@rumtscho- your answer about stretching and folding is just slightly incorrect- but in such a way as another answer isn't useful- I would rather you just edited yours.
The stretch and fold method has the same effect as normal kneading but the dough is handled differently.
With normal kneading the dough is turned, folded, and pressed with the hand- this is all but impossible with very wet doughs.
The technique therefore, changes to simply pulling the dough and folding it onto itself, avoiding contact with the hands as much as possible.
So your answer was about the result which is the same but you should add something about the technique which is definitely different.
OK bakers, do you actually make adjustment to your recipes based on humidity, hold out on some water or adding more water. Or do you alwys just go straight weight percentages and not worry about himidity levels?
that is what I always hear. I kind of think it is funny that something people say is such a science and an exact art, that everyone says, I go by look and feel.
@rfusca The problem I find is trying to teach people through recipes and not hands on. What is it supposed to look and feel like? How can one tell what adjustments need to be made? How can you really know when you got it right?
I think tasting gives a good idea of saltiness, amount of rising (doughs close to overrising have a faint sour aroma), starch content, and also, for enriched breads, fat content and development of the aromas (vanilla, lemon, etc.) But yes, it is not the same as in the finished bread.
@Sobachatina Good that you know it. Whenever I read Russian, I never know which word I already know and which not. I only recognize each with a different level of certainty.
@rfusca I got an email last night if I would be willing to meet in the middle with 3 classes instead of 5 for the price. I said I could if they supply an extra worker so I don't have to. and they would have to guarantee a class of 20 to make it work. Just got an email that they agreed.
@Sobachatina I can read Russian transliteration more or less. It is different from Bulgarian transliteration, but readable. I can't write it though. But if you want to, write it, instead of typing Cyrillic.
So I readjusted to Qwertz, and touch-type it with a decent speed.
@Sobachatina yes. In the letters, only the Y and Z are exchanged. But it also has umlaute to the right, where Qwerty has special characters. And all special characters are at places other than Qwerty.
Programming on Qwertz is a PITA, { is at AltGr+7, [ is at AltGr+8
@Sobachatina I have also tried to write text in Emacs on a Qwertz layout. Luckily, I have very long fingers.
So, I can manage to write Roman text on Qwertz, and even program on it (with a slight delay)
But the problem is Cyrillic.
I use a phonetic layout for it, the BDS is impossible to learn
And all the letters are so easy to type
I only have to remember where я, ш etc. are, but not too problematic
But the mean part is that the phonetic layout is Qwerty based, so all the special characters are where I don't expect them
When I try being nice to people and chat with them in Bulgarian using a Cyrillic writing instead of the ugly transliteration, they soon ask me to revert to transliteration, because I tend to end sentences with a - when I want to write a ?, or to use a = instead of a comma, or similar stuff.

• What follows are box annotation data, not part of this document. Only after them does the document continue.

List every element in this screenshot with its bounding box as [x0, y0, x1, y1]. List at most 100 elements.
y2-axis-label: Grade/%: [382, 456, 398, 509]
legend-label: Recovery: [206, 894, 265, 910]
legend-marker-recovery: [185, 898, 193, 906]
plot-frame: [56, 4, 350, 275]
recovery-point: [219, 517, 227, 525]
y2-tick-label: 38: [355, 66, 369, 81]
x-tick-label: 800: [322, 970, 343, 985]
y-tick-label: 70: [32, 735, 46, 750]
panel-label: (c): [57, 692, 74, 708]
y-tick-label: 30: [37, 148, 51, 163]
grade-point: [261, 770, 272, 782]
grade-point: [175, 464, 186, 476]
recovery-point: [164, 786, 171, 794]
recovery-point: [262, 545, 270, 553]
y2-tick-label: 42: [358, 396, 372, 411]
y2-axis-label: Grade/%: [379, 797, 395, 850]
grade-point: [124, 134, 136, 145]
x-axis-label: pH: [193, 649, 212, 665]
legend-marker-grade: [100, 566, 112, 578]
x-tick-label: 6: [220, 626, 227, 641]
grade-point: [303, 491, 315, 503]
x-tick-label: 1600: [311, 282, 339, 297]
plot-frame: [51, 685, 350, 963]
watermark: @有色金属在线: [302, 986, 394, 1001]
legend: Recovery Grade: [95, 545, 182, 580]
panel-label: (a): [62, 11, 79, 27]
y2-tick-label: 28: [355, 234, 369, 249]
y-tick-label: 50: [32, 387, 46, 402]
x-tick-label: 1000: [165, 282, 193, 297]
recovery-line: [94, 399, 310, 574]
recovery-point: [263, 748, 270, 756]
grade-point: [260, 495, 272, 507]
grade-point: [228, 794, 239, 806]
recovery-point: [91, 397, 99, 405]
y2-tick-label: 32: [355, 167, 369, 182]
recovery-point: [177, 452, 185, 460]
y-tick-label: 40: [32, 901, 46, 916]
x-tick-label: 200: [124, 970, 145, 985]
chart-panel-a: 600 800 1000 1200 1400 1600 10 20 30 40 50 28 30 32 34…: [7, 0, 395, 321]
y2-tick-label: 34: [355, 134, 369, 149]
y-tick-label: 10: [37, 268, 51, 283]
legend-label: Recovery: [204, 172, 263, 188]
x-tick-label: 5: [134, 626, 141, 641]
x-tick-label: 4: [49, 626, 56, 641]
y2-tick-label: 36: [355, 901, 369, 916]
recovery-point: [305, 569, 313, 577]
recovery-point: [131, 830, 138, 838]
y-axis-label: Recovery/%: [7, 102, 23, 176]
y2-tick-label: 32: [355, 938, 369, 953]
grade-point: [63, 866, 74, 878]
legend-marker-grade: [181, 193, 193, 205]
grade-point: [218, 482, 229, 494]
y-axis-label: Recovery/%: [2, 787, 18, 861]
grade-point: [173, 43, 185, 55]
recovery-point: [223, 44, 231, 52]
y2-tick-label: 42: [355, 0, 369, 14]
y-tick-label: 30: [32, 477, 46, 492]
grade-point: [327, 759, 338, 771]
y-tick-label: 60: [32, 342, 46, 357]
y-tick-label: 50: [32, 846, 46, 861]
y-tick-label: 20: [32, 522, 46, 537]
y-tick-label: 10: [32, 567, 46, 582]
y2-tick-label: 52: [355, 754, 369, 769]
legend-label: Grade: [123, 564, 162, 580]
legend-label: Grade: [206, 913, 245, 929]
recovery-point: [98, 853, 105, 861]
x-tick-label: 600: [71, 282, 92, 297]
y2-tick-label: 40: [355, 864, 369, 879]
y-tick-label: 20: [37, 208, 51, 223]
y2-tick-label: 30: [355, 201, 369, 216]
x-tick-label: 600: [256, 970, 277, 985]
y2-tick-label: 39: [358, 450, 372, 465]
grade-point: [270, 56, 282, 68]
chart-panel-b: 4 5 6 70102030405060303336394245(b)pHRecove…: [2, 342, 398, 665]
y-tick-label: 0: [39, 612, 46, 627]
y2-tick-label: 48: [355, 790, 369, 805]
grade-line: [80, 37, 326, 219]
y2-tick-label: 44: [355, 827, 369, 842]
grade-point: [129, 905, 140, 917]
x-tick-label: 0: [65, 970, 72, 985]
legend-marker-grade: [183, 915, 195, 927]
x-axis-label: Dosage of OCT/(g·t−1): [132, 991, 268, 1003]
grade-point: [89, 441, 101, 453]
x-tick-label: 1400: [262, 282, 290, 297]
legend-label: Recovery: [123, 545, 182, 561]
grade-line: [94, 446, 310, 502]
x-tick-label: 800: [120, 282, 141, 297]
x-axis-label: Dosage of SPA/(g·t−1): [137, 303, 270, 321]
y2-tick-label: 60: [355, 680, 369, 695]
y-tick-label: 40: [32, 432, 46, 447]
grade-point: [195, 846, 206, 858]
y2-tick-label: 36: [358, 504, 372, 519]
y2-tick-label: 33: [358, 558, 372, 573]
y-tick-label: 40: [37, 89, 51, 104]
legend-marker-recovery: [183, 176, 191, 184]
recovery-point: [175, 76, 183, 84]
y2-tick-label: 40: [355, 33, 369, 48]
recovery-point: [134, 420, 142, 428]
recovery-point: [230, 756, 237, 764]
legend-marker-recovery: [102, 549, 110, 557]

I've been meaning to write my own phonetic layout with letters where I expect them and signs where I expect them, it is possible for Ubuntu, and I don't chat much from the work (Windows) PC.
But I am lazy, because there is this great transliterator for the browser, it captures normal key strokes and transliterates them (single letters or combinations), so I don't need it for surfing or emails, only for chat/IM.
@Sobachatina Hmm, that's another solution, maybe I should try it.
At least computers tend to understand Unicode by now, it used to be normal to write text in Windows-1251 and send it to somebody (or post it on the Internet) and the reader only saw "monkeyish", where each letter is rendered as a Latin-Extended character.
The normal kneading makes a small fold, which only gets a small part of the molecules in the dough travel, and they don't travel for a long time in one direction.
You do it very quickly, and repeat it hundreds of times, until the bread is developed.
In one big, long stretch, you get much more alignment per stretching movement.
But you make many less movements for the duration of a kneading phase
And each movement traps more air and distributes the air into even smaller pockets.
@rfusca My point is that stretching it farther is more effective and wetter doughs knead more effectively. You would see better results with either- but when doughs are wet enough you can only use the stretch and fold because you can't touch them.